(above: Peter (in red) with our founder, Tom Bass AM)
How long have you been at TBSSS?
My guess is I’ve been attending the school for about 15 years (as you can see from the photo!) – it’s been a fantastic experience on so many levels.
Where do you travel from each week?
Luckily I live quite close by – about a 10 minute walk away.
What do you do when you’re not sculpting?
I work in a risk management/governance role for a small government enterprise.

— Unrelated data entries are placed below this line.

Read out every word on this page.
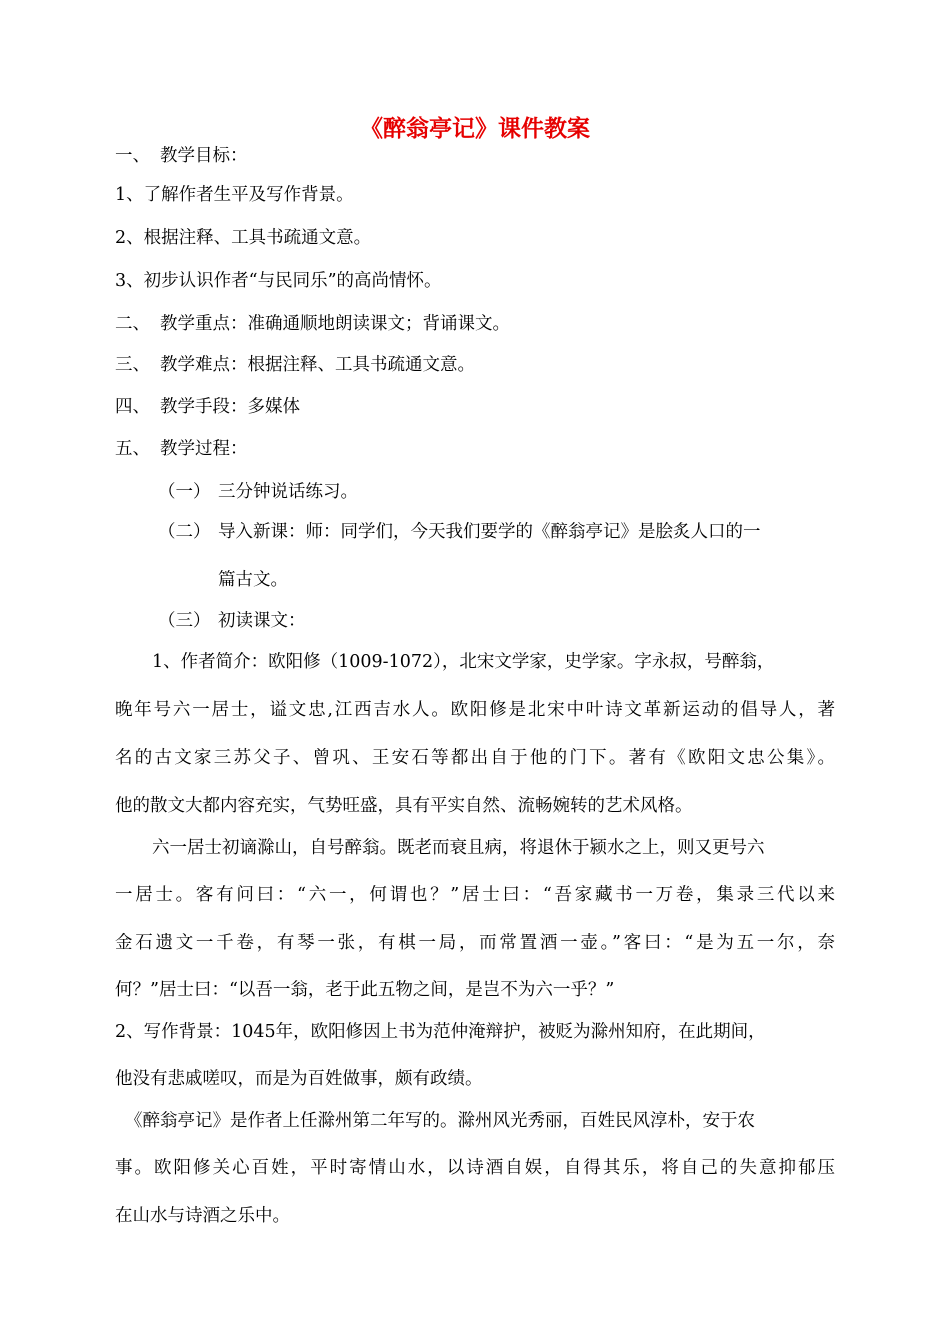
《醉翁亭记》课件教案

一、 教学目标：

1、了解作者生平及写作背景。

2、根据注释、工具书疏通文意。

3、初步认识作者“与民同乐”的高尚情怀。

二、 教学重点：准确通顺地朗读课文；背诵课文。

三、 教学难点：根据注释、工具书疏通文意。

四、 教学手段：多媒体

五、 教学过程：

（一） 三分钟说话练习。

（二） 导入新课：师：同学们，今天我们要学的《醉翁亭记》是脍炙人口的一

篇古文。

（三） 初读课文：

1、作者简介：欧阳修（1009-1072），北宋文学家，史学家。字永叔，号醉翁，

晚年号六一居士，谥文忠,江西吉水人。欧阳修是北宋中叶诗文革新运动的倡导人，著

名的古文家三苏父子、曾巩、王安石等都出自于他的门下。著有《欧阳文忠公集》。

他的散文大都内容充实，气势旺盛，具有平实自然、流畅婉转的艺术风格。

六一居士初谪滁山，自号醉翁。既老而衰且病，将退休于颍水之上，则又更号六

一居士。客有问曰：“六一，何谓也？”居士曰：“吾家藏书一万卷，集录三代以来

金石遗文一千卷，有琴一张，有棋一局，而常置酒一壶。”客曰：“是为五一尔，奈

何？”居士曰：“以吾一翁，老于此五物之间，是岂不为六一乎？”

2、写作背景：1045年，欧阳修因上书为范仲淹辩护，被贬为滁州知府，在此期间，

他没有悲戚嗟叹，而是为百姓做事，颇有政绩。

《醉翁亭记》是作者上任滁州第二年写的。滁州风光秀丽，百姓民风淳朴，安于农

事。欧阳修关心百姓，平时寄情山水，以诗酒自娱，自得其乐，将自己的失意抑郁压

在山水与诗酒之乐中。
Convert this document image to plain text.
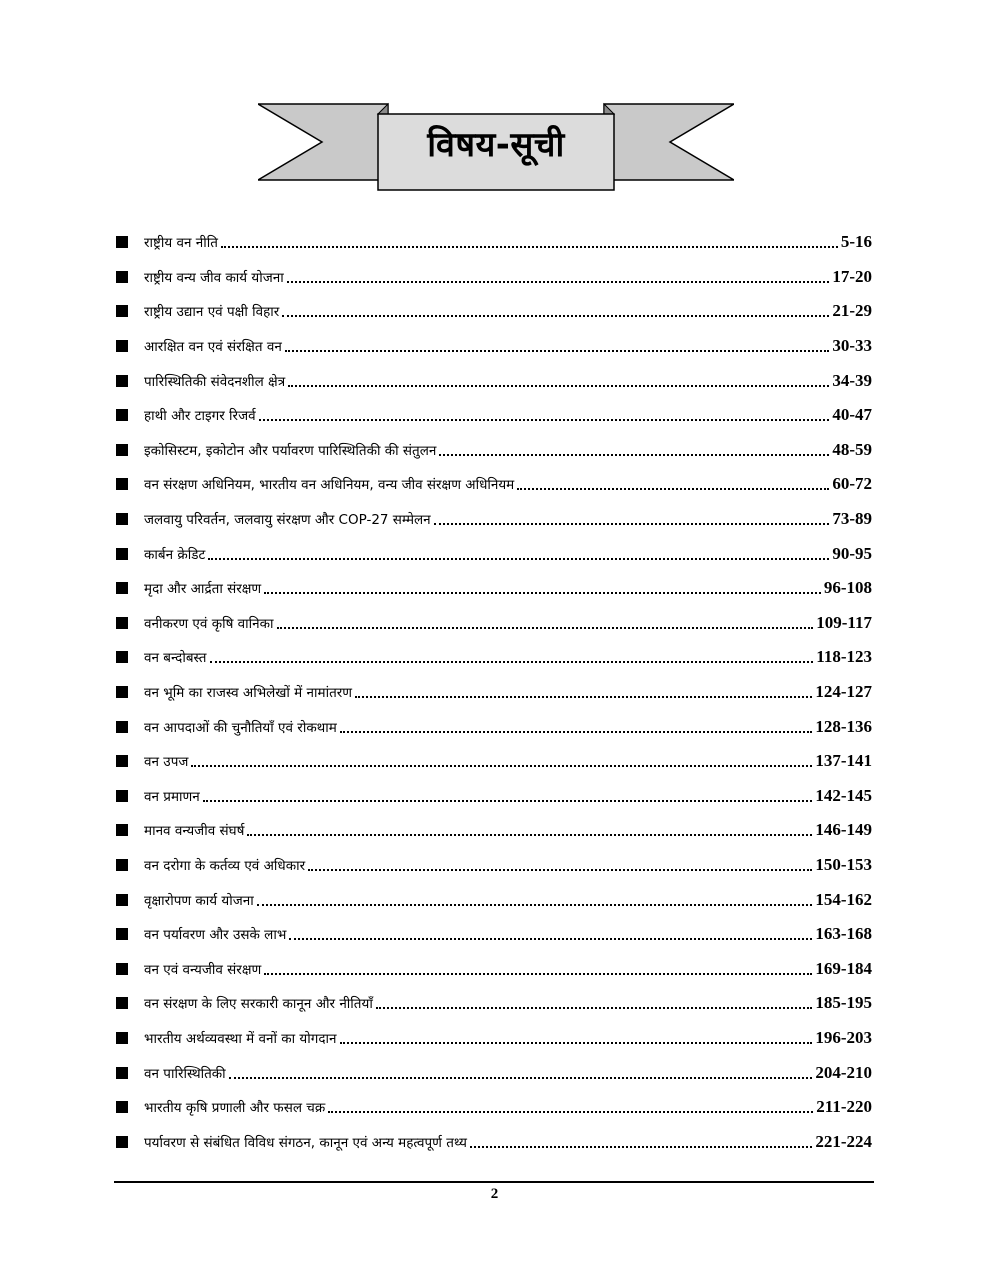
विषय-सूची
राष्ट्रीय वन नीति	5-16
राष्ट्रीय वन्य जीव कार्य योजना	17-20
राष्ट्रीय उद्यान एवं पक्षी विहार	21-29
आरक्षित वन एवं संरक्षित वन	30-33
पारिस्थितिकी संवेदनशील क्षेत्र	34-39
हाथी और टाइगर रिजर्व	40-47
इकोसिस्टम, इकोटोन और पर्यावरण पारिस्थितिकी की संतुलन	48-59
वन संरक्षण अधिनियम, भारतीय वन अधिनियम, वन्य जीव संरक्षण अधिनियम	60-72
जलवायु परिवर्तन, जलवायु संरक्षण और COP-27 सम्मेलन	73-89
कार्बन क्रेडिट	90-95
मृदा और आर्द्रता संरक्षण	96-108
वनीकरण एवं कृषि वानिका	109-117
वन बन्दोबस्त	118-123
वन भूमि का राजस्व अभिलेखों में नामांतरण	124-127
वन आपदाओं की चुनौतियाँ एवं रोकथाम	128-136
वन उपज	137-141
वन प्रमाणन	142-145
मानव वन्यजीव संघर्ष	146-149
वन दरोगा के कर्तव्य एवं अधिकार	150-153
वृक्षारोपण कार्य योजना	154-162
वन पर्यावरण और उसके लाभ	163-168
वन एवं वन्यजीव संरक्षण	169-184
वन संरक्षण के लिए सरकारी कानून और नीतियाँ	185-195
भारतीय अर्थव्यवस्था में वनों का योगदान	196-203
वन पारिस्थितिकी	204-210
भारतीय कृषि प्रणाली और फसल चक्र	211-220
पर्यावरण से संबंधित विविध संगठन, कानून एवं अन्य महत्वपूर्ण तथ्य	221-224
2
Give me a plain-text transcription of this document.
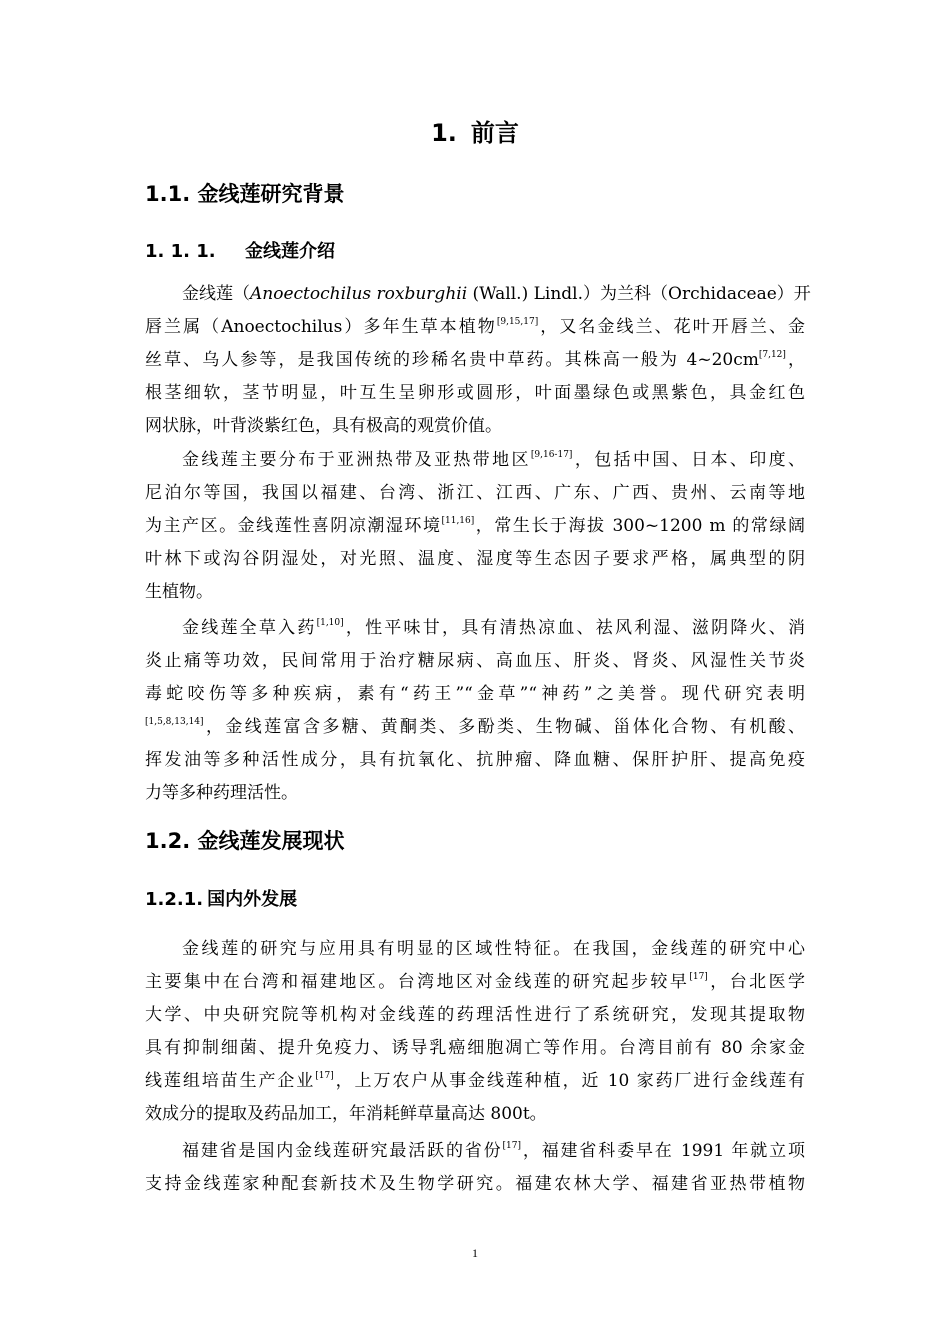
1. 前言
1.1. 金线莲研究背景
1. 1. 1. 金线莲介绍
金线莲（Anoectochilus roxburghii (Wall.) Lindl.）为兰科（Orchidaceae）开
唇兰属（Anoectochilus）多年生草本植物[9,15,17]，又名金线兰、花叶开唇兰、金
丝草、乌人参等，是我国传统的珍稀名贵中草药。其株高一般为 4~20cm[7,12]，
根茎细软，茎节明显，叶互生呈卵形或圆形，叶面墨绿色或黑紫色，具金红色
网状脉，叶背淡紫红色，具有极高的观赏价值。
金线莲主要分布于亚洲热带及亚热带地区[9,16-17]，包括中国、日本、印度、
尼泊尔等国，我国以福建、台湾、浙江、江西、广东、广西、贵州、云南等地
为主产区。金线莲性喜阴凉潮湿环境[11,16]，常生长于海拔 300~1200 m 的常绿阔
叶林下或沟谷阴湿处，对光照、温度、湿度等生态因子要求严格，属典型的阴
生植物。
金线莲全草入药[1,10]，性平味甘，具有清热凉血、祛风利湿、滋阴降火、消
炎止痛等功效，民间常用于治疗糖尿病、高血压、肝炎、肾炎、风湿性关节炎
毒蛇咬伤等多种疾病，素有“药王”“金草”“神药”之美誉。现代研究表明
[1,5,8,13,14]，金线莲富含多糖、黄酮类、多酚类、生物碱、甾体化合物、有机酸、
挥发油等多种活性成分，具有抗氧化、抗肿瘤、降血糖、保肝护肝、提高免疫
力等多种药理活性。
1.2. 金线莲发展现状
1.2.1. 国内外发展
金线莲的研究与应用具有明显的区域性特征。在我国，金线莲的研究中心
主要集中在台湾和福建地区。台湾地区对金线莲的研究起步较早[17]，台北医学
大学、中央研究院等机构对金线莲的药理活性进行了系统研究，发现其提取物
具有抑制细菌、提升免疫力、诱导乳癌细胞凋亡等作用。台湾目前有 80 余家金
线莲组培苗生产企业[17]，上万农户从事金线莲种植，近 10 家药厂进行金线莲有
效成分的提取及药品加工，年消耗鲜草量高达 800t。
福建省是国内金线莲研究最活跃的省份[17]，福建省科委早在 1991 年就立项
支持金线莲家种配套新技术及生物学研究。福建农林大学、福建省亚热带植物
1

What made you take up sculpting?
A friend did a term at the School and encouraged me to try a class. I’ve always enjoyed the way sculpture is a physical expression of an idea. I like the tactility, the way sculpture takes up space in the environment, and the fact that it often invites a physical interaction with the community. Sculpture engenders a feeling of permanence and structure in the public space, and can be a marker in peoples’ lives – how many time have people met under the sculpture of the Queen outside of the QVB building in the cit? Or many years ago at the Raindrop Fountain in Roselands Shopping Centre? Or even the Poo On Sticks (Stones Against theSky) at Kings Cross?
What inspires your sculpture practice?
Initially I felt compelled to create bass relief sculptures that were associated with a story, often a maritime history. I enjoyed the challenge of rendering an idea on a relatively flat canvas. More recently I’ve been interested in the simplicity of Inuit and Indigenous sculptures and have found that simplicity is not very simple at all.
Tell us about what you’re working on currently…
At the moment I’m back to a historical relief – this time of the image of the 3 medalists of the 200m sprint in the 1968 Mexico Olympics. An Australian, Peter Norman, was awarded the silver medal – the gold and bronze medals being taken by two much taller, American sprinters, Tommie Smith and John Carlos respectively. The two Americans received the medals and raised their arms in a black power salute causing great political controversy. You can read more about it on Wikpedia here. It’s an enormously compelling Australian story and I hoping to deliver an equally compelling image.
Who are your favourite artists / sculptors?
It’s impossible to be in the Studio for 15 years and not be impressed by the elegance, simplicity and economy of Tom’s work and the way he brings images together in a story. But I also like the work of Bertram Mackennal, Eric Gill and Andor Meszaros, and the humour and attitude of Keld Moseholm.